Great question. I also just got a highly rated cheapo from amazon. Would love to buy something a bit better without committing too much money.


----------



## theusualsuspect (Oct 10, 2017)

EmotionalFescue said:


> mc122


The more I look into my option the more I think I want a Milwaukee over the rest. how long have you been using it for? have you had to replace the probe at all? how often do you calibrate it?


----------



## Deanna (Feb 15, 2017)

I use only the pen types. In that category, I've used Apera, Hanna and a few other nominally higher quality brands. In the last few years I've switched to low-price ("junk") meters, but with high ratings. I haven't noticed a difference. pH meters don't involve rocket science, but you can get bad ones. It is easy to determine if the meter is good, or not, simply by using the calibration solutions. I would focus upon those pen meters that make calibration as easy as possible and have high resolution and accuracy.

If I were interested in a pH meter for controller purposes, then I would go with a brand with a good reputation, such as Milwaukee.


----------



## EmotionalFescue (Jun 24, 2020)

theusualsuspect said:


> The more I look into my option the more I think I want a Milwaukee over the rest. how long have you been using it for? have you had to replace the probe at all? how often do you calibrate it?


Been using it for six or seven months and haven't replaced the probe. I don't calibrate often since I've got a flow meter on my regulator and am not depending on the meter. That said, it's been running continuously in my sump for a good long while since its last calibration and the readings haven't drifted.


----------



## theusualsuspect (Oct 10, 2017)

EmotionalFescue said:


> Been using it for six or seven months and haven't replaced the probe. I don't calibrate often since I've got a flow meter on my regulator and am not depending on the meter. That said, it's been running continuously in my sump for a good long while since its last calibration and the readings haven't drifted.


I still been using the pen my second one just went out lol I'm thinking about the Miwaukee mc120 again lol how has yours been? I also have a flow meter I think I pump 3ish liters an hour lol what ever that means


----------



## DanPlanted (Jun 15, 2015)

I've used a few cheap Amazon pH meters and always thought it was easier to just use a liquid test kit because of how often I was recalibrating the meter. Liquid pH tests give instant results, so no waiting around.

But please someone convince me to use a meter over a liquid kit, I'm open to further consideration.


----------



## latchdan (Sep 7, 2007)

Do these meters and pens work with 0kh? I no the monitors require some kh


----------



## klibs (May 1, 2014)

I have both a pinpoint and an apera pH meter both connected to my Apex. I used my apex utilities to calibrate them both in the same solutions at the same time. They both read wildly different values lol

For me the pH readings are more a general reference for "how much CO2 I have injected" so I can get a relative idea of how much more/less I am injecting. I don't trust it to tell me anything truly precise or meaningful

Just get a meter and start using it. My understanding is that these all kind of suck and don't have long lifetimes anyways


----------



## ddiomede (Feb 21, 2011)

The first link you shared is mainly a product for testing your PH manually. 

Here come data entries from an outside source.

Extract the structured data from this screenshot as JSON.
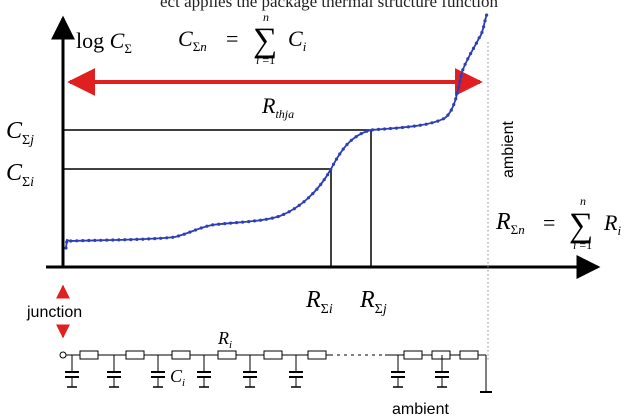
{
  "top_caption": "ect applies the package thermal structure function",
  "axis_y_label": "log CΣ",
  "formula_cumulative_capacitance": "CΣn = Σ Ci , i=1..n",
  "formula_cumulative_resistance": "RΣn = Σ Ri , i=1..n",
  "labels": {
    "c_sigma_j": "CΣj",
    "c_sigma_i": "CΣi",
    "r_thja": "Rthja",
    "r_sigma_i": "RΣi",
    "r_sigma_j": "RΣj",
    "ambient_vertical": "ambient",
    "junction": "junction",
    "ri_label": "Ri",
    "ci_label": "Ci",
    "ambient_bottom": "ambient"
  },
  "colors": {
    "curve": "#2d3fb6",
    "arrow_red": "#e02020",
    "ink": "#000000",
    "dotted": "#8a8a8a"
  }
}
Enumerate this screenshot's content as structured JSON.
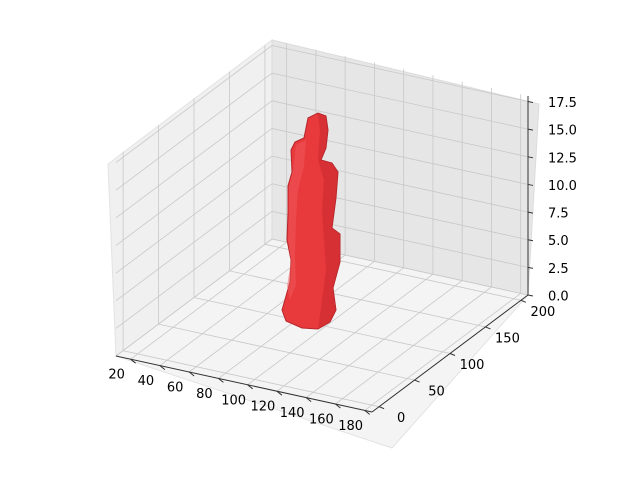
{
  "chart_data": {
    "type": "3d-voxel",
    "title": "",
    "xlabel": "",
    "ylabel": "",
    "zlabel": "",
    "xlim": [
      10,
      185
    ],
    "ylim": [
      -10,
      210
    ],
    "zlim": [
      0,
      18
    ],
    "x_ticks": [
      "20",
      "40",
      "60",
      "80",
      "100",
      "120",
      "140",
      "160",
      "180"
    ],
    "y_ticks": [
      "0",
      "50",
      "100",
      "150",
      "200"
    ],
    "z_ticks": [
      "0.0",
      "2.5",
      "5.0",
      "7.5",
      "10.0",
      "12.5",
      "15.0",
      "17.5"
    ],
    "grid": true,
    "series": [
      {
        "color": "#e8393c",
        "extent": {
          "x": [
            60,
            110
          ],
          "y": [
            100,
            140
          ],
          "z": [
            0,
            17.5
          ]
        }
      }
    ]
  }
}
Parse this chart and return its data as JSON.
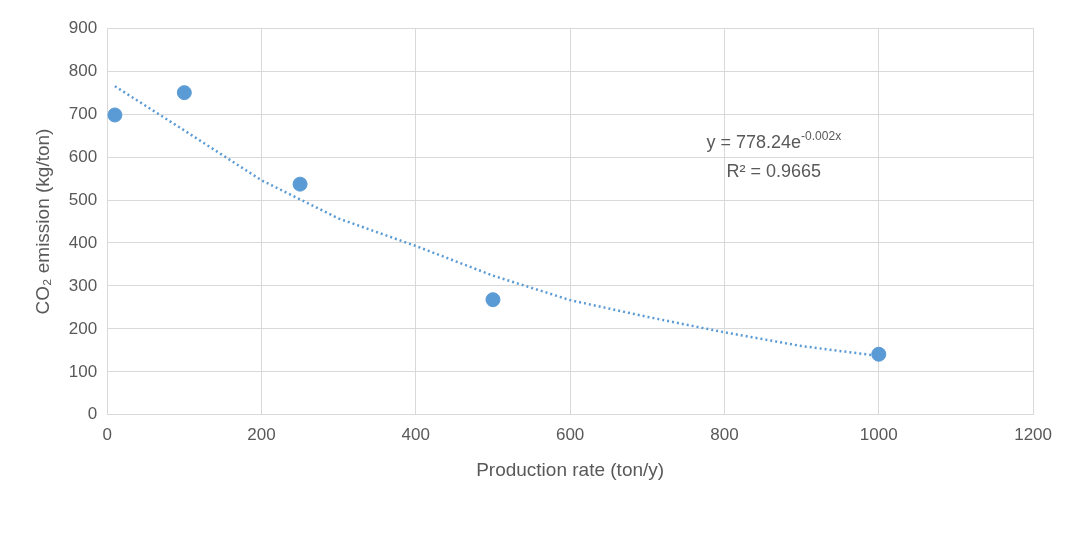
{
  "chart_data": {
    "type": "scatter",
    "xlabel": "Production rate (ton/y)",
    "ylabel": "CO₂ emission (kg/ton)",
    "xlim": [
      0,
      1200
    ],
    "xticks": [
      0,
      200,
      400,
      600,
      800,
      1000,
      1200
    ],
    "ylim": [
      0,
      900
    ],
    "yticks": [
      0,
      100,
      200,
      300,
      400,
      500,
      600,
      700,
      800,
      900
    ],
    "grid": true,
    "legend": false,
    "marker": "circle",
    "series": [
      {
        "type": "scatter",
        "color": "#5b9bd5",
        "x": [
          10,
          100,
          250,
          500,
          1000
        ],
        "values": [
          698,
          750,
          537,
          268,
          141
        ]
      },
      {
        "type": "line",
        "color": "#5b9bd5",
        "line_style": "dotted",
        "marker": "none",
        "x": [
          10,
          100,
          200,
          300,
          400,
          500,
          600,
          700,
          800,
          900,
          1000
        ],
        "values": [
          765,
          662,
          546,
          457,
          393,
          324,
          267,
          228,
          192,
          160,
          137
        ]
      }
    ],
    "annotations": [
      "y = 778.24e$^{-0.002x}$",
      "R² = 0.9665"
    ]
  }
}
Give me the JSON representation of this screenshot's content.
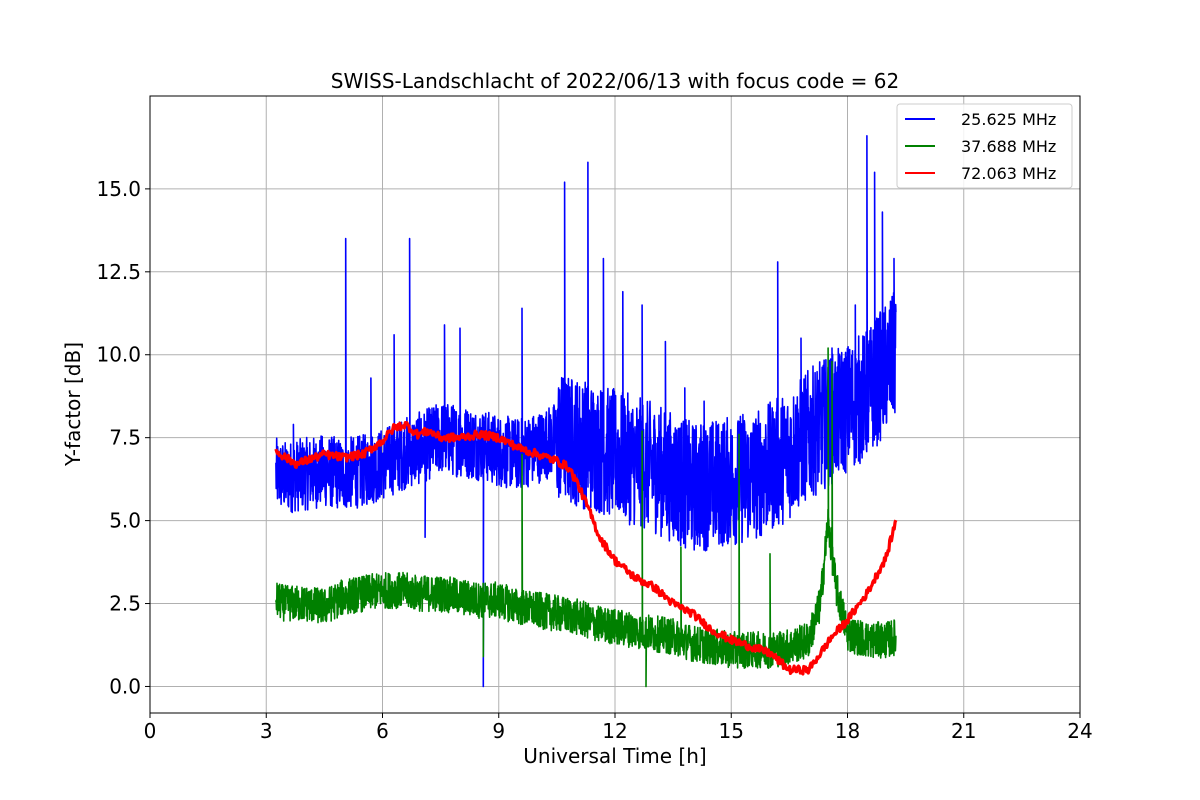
{
  "chart_data": {
    "type": "line",
    "title": "SWISS-Landschlacht of 2022/06/13 with focus code = 62",
    "xlabel": "Universal Time [h]",
    "ylabel": "Y-factor [dB]",
    "xlim": [
      0,
      24
    ],
    "ylim": [
      -0.8,
      17.8
    ],
    "xticks": [
      0,
      3,
      6,
      9,
      12,
      15,
      18,
      21,
      24
    ],
    "xtick_labels": [
      "0",
      "3",
      "6",
      "9",
      "12",
      "15",
      "18",
      "21",
      "24"
    ],
    "yticks": [
      0,
      2.5,
      5,
      7.5,
      10,
      12.5,
      15
    ],
    "ytick_labels": [
      "0.0",
      "2.5",
      "5.0",
      "7.5",
      "10.0",
      "12.5",
      "15.0"
    ],
    "grid": true,
    "legend_position": "top-right",
    "series": [
      {
        "name": "25.625 MHz",
        "color": "#0000ff",
        "x": [
          3.25,
          3.5,
          4.0,
          4.5,
          5.0,
          5.5,
          6.0,
          6.5,
          7.0,
          7.5,
          8.0,
          8.5,
          9.0,
          9.5,
          10.0,
          10.5,
          11.0,
          11.5,
          12.0,
          12.5,
          13.0,
          13.5,
          14.0,
          14.5,
          15.0,
          15.5,
          16.0,
          16.5,
          17.0,
          17.5,
          18.0,
          18.5,
          19.0,
          19.25
        ],
        "values": [
          6.4,
          6.3,
          6.4,
          6.5,
          6.4,
          6.5,
          6.7,
          7.0,
          7.2,
          7.5,
          7.4,
          7.3,
          7.1,
          7.0,
          7.2,
          7.5,
          7.4,
          7.2,
          7.0,
          6.8,
          6.6,
          6.3,
          6.0,
          6.1,
          6.2,
          6.3,
          6.6,
          7.0,
          7.6,
          8.0,
          8.4,
          8.8,
          9.6,
          10.0
        ],
        "spikes": [
          [
            3.7,
            7.9
          ],
          [
            5.05,
            13.5
          ],
          [
            5.7,
            9.3
          ],
          [
            6.3,
            10.6
          ],
          [
            6.7,
            13.5
          ],
          [
            7.1,
            4.5
          ],
          [
            7.6,
            10.9
          ],
          [
            8.0,
            10.8
          ],
          [
            8.6,
            0.0
          ],
          [
            9.6,
            11.4
          ],
          [
            10.7,
            15.2
          ],
          [
            11.3,
            15.8
          ],
          [
            11.7,
            12.9
          ],
          [
            12.2,
            11.9
          ],
          [
            12.7,
            11.5
          ],
          [
            13.3,
            10.4
          ],
          [
            13.8,
            9.0
          ],
          [
            14.3,
            8.6
          ],
          [
            15.3,
            8.2
          ],
          [
            16.2,
            12.8
          ],
          [
            16.8,
            10.5
          ],
          [
            17.6,
            10.2
          ],
          [
            18.2,
            11.5
          ],
          [
            18.5,
            16.6
          ],
          [
            18.7,
            15.5
          ],
          [
            18.9,
            14.3
          ],
          [
            19.2,
            12.9
          ]
        ]
      },
      {
        "name": "37.688 MHz",
        "color": "#008000",
        "x": [
          3.25,
          3.5,
          4.0,
          4.5,
          5.0,
          5.5,
          6.0,
          6.5,
          7.0,
          7.5,
          8.0,
          8.5,
          9.0,
          9.5,
          10.0,
          10.5,
          11.0,
          11.5,
          12.0,
          12.5,
          13.0,
          13.5,
          14.0,
          14.5,
          15.0,
          15.5,
          16.0,
          16.5,
          17.0,
          17.3,
          17.5,
          17.7,
          18.0,
          18.5,
          19.0,
          19.25
        ],
        "values": [
          2.6,
          2.5,
          2.5,
          2.4,
          2.7,
          2.8,
          2.9,
          2.9,
          2.8,
          2.8,
          2.7,
          2.6,
          2.6,
          2.4,
          2.3,
          2.2,
          2.1,
          1.9,
          1.8,
          1.7,
          1.6,
          1.5,
          1.3,
          1.2,
          1.1,
          1.1,
          1.1,
          1.2,
          1.4,
          2.5,
          5.0,
          3.0,
          1.6,
          1.4,
          1.4,
          1.5
        ],
        "spikes": [
          [
            8.6,
            0.9
          ],
          [
            9.6,
            7.0
          ],
          [
            12.7,
            7.7
          ],
          [
            12.8,
            0.0
          ],
          [
            13.7,
            4.2
          ],
          [
            15.2,
            7.6
          ],
          [
            16.0,
            4.0
          ],
          [
            17.5,
            10.2
          ],
          [
            17.6,
            9.8
          ]
        ]
      },
      {
        "name": "72.063 MHz",
        "color": "#ff0000",
        "x": [
          3.25,
          3.5,
          3.8,
          4.0,
          4.5,
          5.0,
          5.5,
          6.0,
          6.3,
          6.6,
          6.9,
          7.2,
          7.5,
          8.0,
          8.5,
          9.0,
          9.5,
          10.0,
          10.5,
          10.8,
          11.0,
          11.3,
          11.6,
          12.0,
          12.5,
          13.0,
          13.5,
          14.0,
          14.5,
          15.0,
          15.5,
          16.0,
          16.5,
          17.0,
          17.3,
          17.6,
          18.0,
          18.5,
          19.0,
          19.25
        ],
        "values": [
          7.1,
          6.9,
          6.7,
          6.8,
          7.0,
          6.9,
          7.0,
          7.4,
          7.8,
          7.9,
          7.6,
          7.7,
          7.5,
          7.5,
          7.6,
          7.5,
          7.2,
          7.0,
          6.8,
          6.6,
          6.2,
          5.4,
          4.5,
          3.8,
          3.3,
          3.0,
          2.5,
          2.2,
          1.7,
          1.4,
          1.2,
          1.0,
          0.5,
          0.5,
          1.0,
          1.5,
          2.0,
          2.8,
          3.9,
          5.0
        ]
      }
    ]
  }
}
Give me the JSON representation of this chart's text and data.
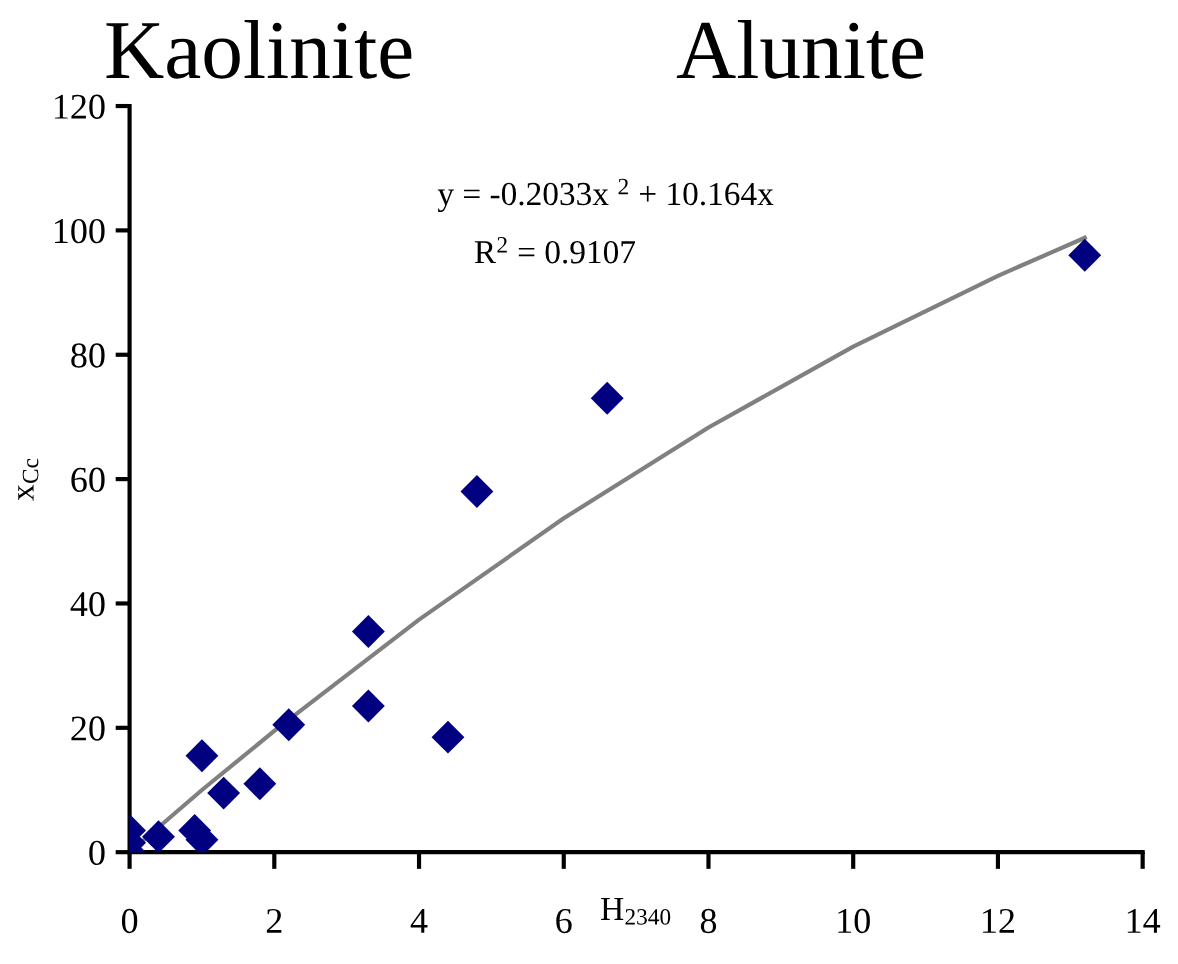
{
  "chart_data": {
    "type": "scatter",
    "xlabel": "H$_{2340}$",
    "ylabel": "x$_{Cc}$",
    "annotations": [
      "Kaolinite",
      "Alunite",
      "y = -0.2033x $^{2}$ + 10.164x",
      "R$^{2}$ = 0.9107"
    ],
    "xlim": [
      0,
      14
    ],
    "xticks": [
      0,
      2,
      4,
      6,
      8,
      10,
      12,
      14
    ],
    "ylim": [
      0,
      120
    ],
    "yticks": [
      0,
      20,
      40,
      60,
      80,
      100,
      120
    ],
    "grid": false,
    "legend": false,
    "series": [
      {
        "marker": "diamond",
        "color": "#000080",
        "x": [
          0,
          0,
          0,
          0.4,
          0.9,
          1,
          1,
          1.3,
          1.8,
          2.2,
          3.3,
          3.3,
          4.4,
          4.8,
          6.6,
          13.2
        ],
        "values": [
          0,
          1.5,
          3.5,
          2.5,
          3.5,
          2,
          15.5,
          9.5,
          11,
          20.5,
          35.5,
          23.5,
          18.5,
          58,
          73,
          96
        ]
      },
      {
        "type": "line",
        "color": "#808080",
        "line_style": "solid",
        "x": [
          0,
          1,
          2,
          4,
          6,
          8,
          10,
          12,
          13.2
        ],
        "values": [
          0,
          10,
          19.5,
          37.4,
          53.7,
          68.3,
          81.3,
          92.7,
          98.8
        ]
      }
    ]
  }
}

The second link you can either continuously monitor PH, and it also is a controller. I'm using the exact same one you linked to control my solenoid on my CO2 regulator. I basically have that plugged into an outlet, and then have a timer plugged into that, and the solenoid plugged into the timer. The timer I have has a built in battery that keeps the time set and my program, but when the lights go out on the tank it cuts CO2 off preventing the controller from kicking the solenoid on. 2 or so hours before the lights come on the timer turns on and the solenoid kicks on until that probe detects the preset PH has been reached and then it cuts of power. If it rises higher than .1 it kicks on again. But if you wanted it to just display the PH at all times you can do that with it most definitely. I calibrate it about once a month and it doesn't drift very much between calibrations.


----------